Abstract
Hodgkin's lymphoma (HL) is characterized by the presence of malignant so-called Hodgkin's/Reed-Sternberg (HRS) cells, which display resistance to certain apoptotic stimuli, including a lack of sensitivity to Fas-mediated cell death. However, the mechanisms responsible for their resistance to apoptosis inducers have not been elucidated. Here we confirm that both HL-derived cell lines and the HRS cells of primary HL tissues express Fas ligand (FasL) along with the inhibitory c-FLIP protein.
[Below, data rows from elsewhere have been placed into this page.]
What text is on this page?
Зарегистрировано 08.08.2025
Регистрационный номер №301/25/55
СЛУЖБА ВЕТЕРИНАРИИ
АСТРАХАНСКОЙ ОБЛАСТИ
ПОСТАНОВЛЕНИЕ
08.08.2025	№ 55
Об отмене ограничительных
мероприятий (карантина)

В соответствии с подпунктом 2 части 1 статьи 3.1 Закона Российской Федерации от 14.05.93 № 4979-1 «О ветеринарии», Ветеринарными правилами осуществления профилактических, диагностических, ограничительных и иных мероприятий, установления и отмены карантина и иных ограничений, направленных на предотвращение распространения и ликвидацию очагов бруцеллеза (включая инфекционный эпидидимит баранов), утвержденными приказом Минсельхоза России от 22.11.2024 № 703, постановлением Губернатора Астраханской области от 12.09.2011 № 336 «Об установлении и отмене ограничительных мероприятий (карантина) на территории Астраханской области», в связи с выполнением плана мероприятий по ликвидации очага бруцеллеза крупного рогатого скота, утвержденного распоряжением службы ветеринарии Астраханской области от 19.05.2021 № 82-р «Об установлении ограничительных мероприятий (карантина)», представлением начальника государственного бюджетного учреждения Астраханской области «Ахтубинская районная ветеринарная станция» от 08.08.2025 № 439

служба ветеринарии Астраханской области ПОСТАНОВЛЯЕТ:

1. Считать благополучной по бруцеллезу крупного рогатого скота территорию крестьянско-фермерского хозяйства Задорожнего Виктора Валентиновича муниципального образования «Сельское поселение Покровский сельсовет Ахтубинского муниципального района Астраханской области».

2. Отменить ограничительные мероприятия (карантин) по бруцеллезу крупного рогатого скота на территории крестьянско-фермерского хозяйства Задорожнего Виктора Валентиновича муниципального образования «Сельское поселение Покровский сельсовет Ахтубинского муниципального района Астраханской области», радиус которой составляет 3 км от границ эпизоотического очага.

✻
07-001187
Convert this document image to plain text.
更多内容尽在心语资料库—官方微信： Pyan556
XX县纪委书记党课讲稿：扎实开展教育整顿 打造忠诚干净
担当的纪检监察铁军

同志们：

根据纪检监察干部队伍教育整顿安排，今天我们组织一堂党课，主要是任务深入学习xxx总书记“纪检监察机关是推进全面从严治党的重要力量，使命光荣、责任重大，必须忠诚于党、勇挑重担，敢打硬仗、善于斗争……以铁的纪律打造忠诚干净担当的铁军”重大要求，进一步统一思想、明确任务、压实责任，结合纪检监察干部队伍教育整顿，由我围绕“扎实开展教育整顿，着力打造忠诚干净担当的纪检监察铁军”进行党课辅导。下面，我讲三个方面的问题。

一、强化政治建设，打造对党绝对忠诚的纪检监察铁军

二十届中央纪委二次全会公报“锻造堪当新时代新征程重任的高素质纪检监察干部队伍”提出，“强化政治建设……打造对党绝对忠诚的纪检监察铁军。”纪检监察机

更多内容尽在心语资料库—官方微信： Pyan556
Down-regulation of cellular FLICE (FADD-like IL-1β-converting enzyme)-inhibitory protein (c-FLIP) through the use of specific small inhibitory RNAs (siRNAs) leads to reduced viability of the L428 and LS91 HL-derived cell lines. To determine whether endogenous FasL was responsible for the reduction in cell viability observed after down-regulation of c-FLIP, L428 and LS91 cells were treated with c-FLIP-specific siRNAs with and without siRNAs directed to FasL. Treatment of these cells with both c-FLIP- and FasL-specific siRNAs in combination restored cell viability to near control levels. Our results provide a mechanism whereby HRS cells are protected from autonomous FasL-mediated cell death while preserving their ability to evade immunosurveillance. Targeting c-FLIP could provide a novel approach to the treatment of HL.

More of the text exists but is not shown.